Here are three great exercises that will help you improve your triceps. These exercises are: the Dumbbell Kickbacks; Seated Triceps Press; and Overhead Triceps Extensions. There are others to do, but these three triceps exercises should get you started on developing those triceps muscles.
How to improve your triceps muscles – The first exercise to consider is the dumbbell kickbacks. In order to do this exercise you will need to get a dumbbell that you can handle. (If you don’t have dumbbells, try holding on to some canned vegetables – it will add a little bit of weight to your routine if you don’t have access to dumbbells.) You can start with your left side or your right side first, just make sure you work both sides evenly. Start by putting your left knee on a weight bench and then lean over and put your left hand on the bench. Begin by holding the dumbbell in your right hand. You will want to have your right arm bent at the elbow at a 90 degree angle and the top back part of your arm even with your back. (Point your elbow towards the ceiling and remember to keep your back straight.) Now you will want to start straightening your arm out. Kind of like you are reaching for something behind you. See if you can feel your muscle tighten up. If you feel this, then bend your arm again to a 90 degree angle and start again. Do this again a few more times.
How to improve your triceps muscles – The second exercise to consider is the seated triceps press. To begin this exercise, you will need to sit down on a weight bench. Hold a dumbbell behind your head. Make sure to hold it tight so you don’t drop it on your head. You will now begin to lift the dumbbell straight up by extending your arms towards the ceiling. Keep your back straight in this exercise, no slouching allowed. When lifting the dumbbell up, lift it slowly so you can feel your triceps tightening up. Do this again a few more times.
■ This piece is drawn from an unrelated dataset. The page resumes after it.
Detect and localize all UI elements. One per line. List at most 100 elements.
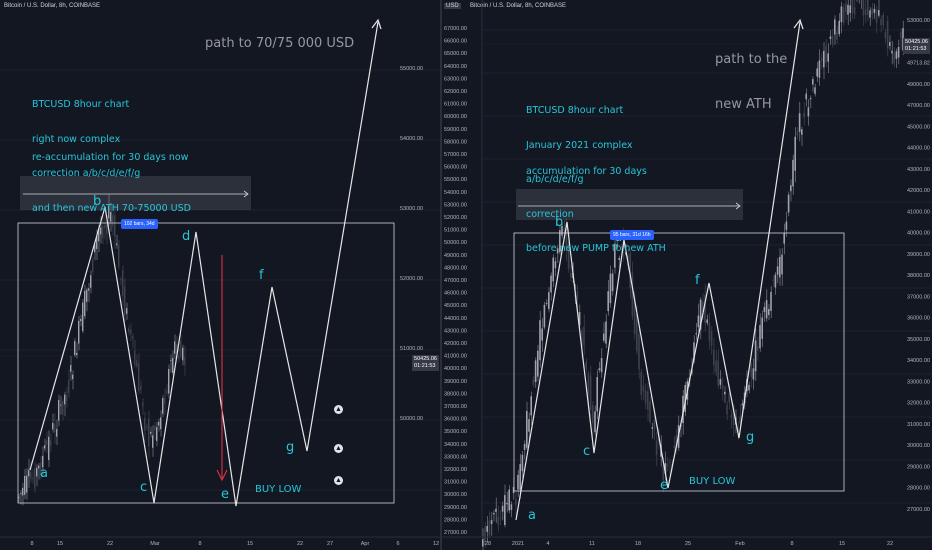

How to improve your triceps muscles – The third exercise to consider is the overhead triceps extensions. Begin this exercise by laying down with your back flat on a weight bench. Bend your knees and have your feet on the end of the weight bench (no feet on the floor this exercise). Begin by holding a barbell straight up over your chest (have some weights added to the barbell if you are comfortable with it.) Then you will want to bend your elbows and your arms will be moving towards the top of your head for this exercise. (Be careful not to bump your head.) Straighten your arms out again and repeat. Do this a few more times.
(If you don’t have a barbell or dumbbells, get an old broom stick. Get two old milk jugs and add some water and then tie them on to the ends of the broom stick. Make sure both of the milk jugs have the same amount of water added to them. This is a great alternative to dumbbells because you can also use these as free weights.)
I hope these triceps exercises will help you with your exercise program. Try not to over do it in the beginning and work those triceps muscles. It should take you long before you start to see the results.